UNA Disability Support Services Director Jeremy Martin contacted Sisson recently to inform him of the establishment of the “Dr. Graham Sisson DSS Champion Award.”
Sisson, a 1987 graduate of UNA, said it is a privilege to be remembered by the institution where his college education began.
“I am honored to be recognized,” he said. “Certainly, we like to encourage advocacy by other people. Having an award named after me to recognize people that champion the rights of others with disabilities is a very high honor.”
Sisson graduated from UNA summa cum laude with a bachelor’s degree in accounting and minors in history and English. He is a 1990 graduate of Vanderbilt University’s Law School and earned a doctorate from Auburn University in rehabilitation, counseling, and leadership in 2016.
Aug. 17, 2018
Unit 41 Blind and Deaf Services Supervisor James Owens was recently presented with an Extraordinary Employer Support Award by the Employer Support of the Guard and Reserve.
This organization salutes business, organizations, and supervisors who show support to employees who serve their country in the military.
Owens was nominated by interpreter Josh Brewer, a member of the Air National Guard since 2011 and an Alabama Department of Rehabilitation Services employee since 2013.
Brewer said he has been deployed or called to service several times through the years, and Owens always makes sure he knows he has the support of his coworkers.
“Every time I have gone to tell him I have been called to be deployed or have to do some training he has been supportive, encouraging, and never once made me feel bad for being gone,” Brewer said. “He has always been great about it.”
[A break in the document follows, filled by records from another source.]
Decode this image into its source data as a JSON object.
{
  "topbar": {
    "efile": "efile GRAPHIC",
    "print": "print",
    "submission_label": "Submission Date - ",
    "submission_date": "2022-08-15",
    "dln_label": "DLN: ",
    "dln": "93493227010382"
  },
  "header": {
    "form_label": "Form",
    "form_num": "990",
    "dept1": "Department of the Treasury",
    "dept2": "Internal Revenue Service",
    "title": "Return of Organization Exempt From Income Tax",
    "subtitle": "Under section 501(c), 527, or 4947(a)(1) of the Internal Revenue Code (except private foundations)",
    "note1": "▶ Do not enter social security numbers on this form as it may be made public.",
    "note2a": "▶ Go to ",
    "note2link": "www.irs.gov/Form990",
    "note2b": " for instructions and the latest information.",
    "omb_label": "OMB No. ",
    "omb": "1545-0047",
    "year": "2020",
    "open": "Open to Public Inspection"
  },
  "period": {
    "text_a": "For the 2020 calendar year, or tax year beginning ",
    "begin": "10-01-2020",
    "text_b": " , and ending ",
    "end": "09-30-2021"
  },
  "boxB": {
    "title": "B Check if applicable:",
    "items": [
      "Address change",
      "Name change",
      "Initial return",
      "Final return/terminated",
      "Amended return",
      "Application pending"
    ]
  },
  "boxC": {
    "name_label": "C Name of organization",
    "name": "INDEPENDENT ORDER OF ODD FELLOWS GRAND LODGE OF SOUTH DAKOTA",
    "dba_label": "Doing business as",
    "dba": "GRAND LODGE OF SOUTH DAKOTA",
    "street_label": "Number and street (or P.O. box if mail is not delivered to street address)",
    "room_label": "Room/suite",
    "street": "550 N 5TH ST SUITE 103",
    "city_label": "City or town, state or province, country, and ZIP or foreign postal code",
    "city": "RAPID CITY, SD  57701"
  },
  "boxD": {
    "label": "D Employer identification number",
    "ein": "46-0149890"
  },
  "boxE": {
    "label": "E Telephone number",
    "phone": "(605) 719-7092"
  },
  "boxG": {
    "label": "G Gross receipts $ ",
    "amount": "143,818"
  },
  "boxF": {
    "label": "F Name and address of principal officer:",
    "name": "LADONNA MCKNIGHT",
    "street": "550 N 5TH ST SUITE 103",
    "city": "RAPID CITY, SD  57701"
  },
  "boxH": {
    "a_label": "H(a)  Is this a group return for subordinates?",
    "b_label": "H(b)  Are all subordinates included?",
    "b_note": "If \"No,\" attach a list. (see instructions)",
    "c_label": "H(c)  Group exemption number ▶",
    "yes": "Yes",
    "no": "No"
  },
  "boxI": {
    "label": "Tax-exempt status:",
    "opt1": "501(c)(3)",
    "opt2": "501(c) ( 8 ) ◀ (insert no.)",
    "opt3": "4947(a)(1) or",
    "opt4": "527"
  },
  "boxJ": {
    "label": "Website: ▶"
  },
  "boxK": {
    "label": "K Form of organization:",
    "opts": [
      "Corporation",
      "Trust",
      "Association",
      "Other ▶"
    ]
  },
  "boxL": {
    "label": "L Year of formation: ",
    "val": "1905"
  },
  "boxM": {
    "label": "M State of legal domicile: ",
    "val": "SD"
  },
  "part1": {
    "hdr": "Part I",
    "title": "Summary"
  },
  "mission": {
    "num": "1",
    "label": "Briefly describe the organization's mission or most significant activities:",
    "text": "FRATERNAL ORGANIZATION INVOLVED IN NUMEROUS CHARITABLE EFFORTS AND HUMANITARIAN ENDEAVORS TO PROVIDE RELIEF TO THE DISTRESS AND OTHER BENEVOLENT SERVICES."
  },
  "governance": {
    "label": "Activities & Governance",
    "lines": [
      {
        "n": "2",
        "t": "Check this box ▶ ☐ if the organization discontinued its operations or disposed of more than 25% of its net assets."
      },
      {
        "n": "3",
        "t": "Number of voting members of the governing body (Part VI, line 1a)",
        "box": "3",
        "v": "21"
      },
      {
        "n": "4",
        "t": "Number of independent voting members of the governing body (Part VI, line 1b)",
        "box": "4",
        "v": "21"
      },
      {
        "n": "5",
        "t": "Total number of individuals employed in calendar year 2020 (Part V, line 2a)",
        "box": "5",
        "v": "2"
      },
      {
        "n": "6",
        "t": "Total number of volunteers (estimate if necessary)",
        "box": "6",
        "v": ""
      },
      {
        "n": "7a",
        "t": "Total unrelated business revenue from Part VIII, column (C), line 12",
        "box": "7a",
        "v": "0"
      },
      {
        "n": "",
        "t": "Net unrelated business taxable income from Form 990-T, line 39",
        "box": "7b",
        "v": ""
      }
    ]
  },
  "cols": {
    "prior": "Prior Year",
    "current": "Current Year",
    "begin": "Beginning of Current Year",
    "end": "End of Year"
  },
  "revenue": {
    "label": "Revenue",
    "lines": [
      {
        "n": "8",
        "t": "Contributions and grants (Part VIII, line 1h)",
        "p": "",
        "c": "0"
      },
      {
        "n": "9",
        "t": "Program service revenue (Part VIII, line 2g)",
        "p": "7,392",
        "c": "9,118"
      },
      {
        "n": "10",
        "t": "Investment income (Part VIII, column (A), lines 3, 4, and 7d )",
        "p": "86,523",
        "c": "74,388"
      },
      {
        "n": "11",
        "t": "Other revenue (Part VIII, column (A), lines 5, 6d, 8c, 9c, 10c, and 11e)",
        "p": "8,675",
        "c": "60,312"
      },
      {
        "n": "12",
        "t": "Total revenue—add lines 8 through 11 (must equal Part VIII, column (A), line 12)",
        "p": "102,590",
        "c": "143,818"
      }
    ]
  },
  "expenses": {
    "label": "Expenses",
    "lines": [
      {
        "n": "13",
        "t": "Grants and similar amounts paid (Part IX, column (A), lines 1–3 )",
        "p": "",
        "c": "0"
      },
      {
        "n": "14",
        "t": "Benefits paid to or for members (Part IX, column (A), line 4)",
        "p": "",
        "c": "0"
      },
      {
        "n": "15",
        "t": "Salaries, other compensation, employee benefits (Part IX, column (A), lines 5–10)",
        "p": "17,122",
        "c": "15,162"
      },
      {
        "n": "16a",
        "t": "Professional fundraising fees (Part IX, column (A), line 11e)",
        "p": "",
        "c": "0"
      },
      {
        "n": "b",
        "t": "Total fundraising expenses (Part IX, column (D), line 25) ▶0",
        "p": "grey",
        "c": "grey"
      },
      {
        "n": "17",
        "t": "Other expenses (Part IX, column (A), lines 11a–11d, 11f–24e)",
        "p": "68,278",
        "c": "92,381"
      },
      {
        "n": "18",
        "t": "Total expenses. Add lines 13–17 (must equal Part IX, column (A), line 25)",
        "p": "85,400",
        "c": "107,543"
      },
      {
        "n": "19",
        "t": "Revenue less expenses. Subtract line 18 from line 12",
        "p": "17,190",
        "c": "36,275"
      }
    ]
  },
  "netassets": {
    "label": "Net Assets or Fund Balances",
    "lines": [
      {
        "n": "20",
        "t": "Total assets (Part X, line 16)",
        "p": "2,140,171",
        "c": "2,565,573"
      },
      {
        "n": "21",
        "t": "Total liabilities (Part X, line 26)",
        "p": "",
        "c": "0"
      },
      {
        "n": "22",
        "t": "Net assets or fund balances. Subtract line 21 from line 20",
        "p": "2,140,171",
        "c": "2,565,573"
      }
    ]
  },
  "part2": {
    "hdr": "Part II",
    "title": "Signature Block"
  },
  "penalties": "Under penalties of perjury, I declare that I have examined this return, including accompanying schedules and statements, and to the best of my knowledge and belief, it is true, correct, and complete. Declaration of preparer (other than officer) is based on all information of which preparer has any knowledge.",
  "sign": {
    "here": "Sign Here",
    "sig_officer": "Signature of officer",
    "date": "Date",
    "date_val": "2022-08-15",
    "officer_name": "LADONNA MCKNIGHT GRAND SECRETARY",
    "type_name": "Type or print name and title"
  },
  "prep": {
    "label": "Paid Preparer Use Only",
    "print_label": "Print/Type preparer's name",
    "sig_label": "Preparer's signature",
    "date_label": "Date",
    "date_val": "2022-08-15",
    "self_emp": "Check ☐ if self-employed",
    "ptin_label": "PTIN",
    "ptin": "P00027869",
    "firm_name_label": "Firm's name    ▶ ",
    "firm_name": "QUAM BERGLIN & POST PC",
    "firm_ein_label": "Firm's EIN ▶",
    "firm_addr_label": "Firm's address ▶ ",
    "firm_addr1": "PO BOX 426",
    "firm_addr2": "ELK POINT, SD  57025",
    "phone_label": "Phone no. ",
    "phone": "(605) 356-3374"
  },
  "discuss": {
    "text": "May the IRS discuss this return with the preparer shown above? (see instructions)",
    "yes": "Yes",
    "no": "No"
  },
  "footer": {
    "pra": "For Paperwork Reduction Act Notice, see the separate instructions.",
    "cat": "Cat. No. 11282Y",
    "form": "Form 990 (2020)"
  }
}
Owens was presented with a plaque and certificate during their most recent unit meeting. Brewer said he chose this event, because he wanted his coworkers to see what Owens’ support means to him and those who depend on him the most.
“Mr. Owens has always let me know that he cares that my family is taken care of, and he will do anything to make sure I don’t have to worry about what is happening at the office,” he said. “I feel like he deserves recognition. I had to go to Afghanistan for seven months in 2014, and it was stressful. I had to think about things that had to be taken care of so that my family was protected. He did not make work another stresser for me. That was a big deal. His leadership kept me from stressing out more than I had to.”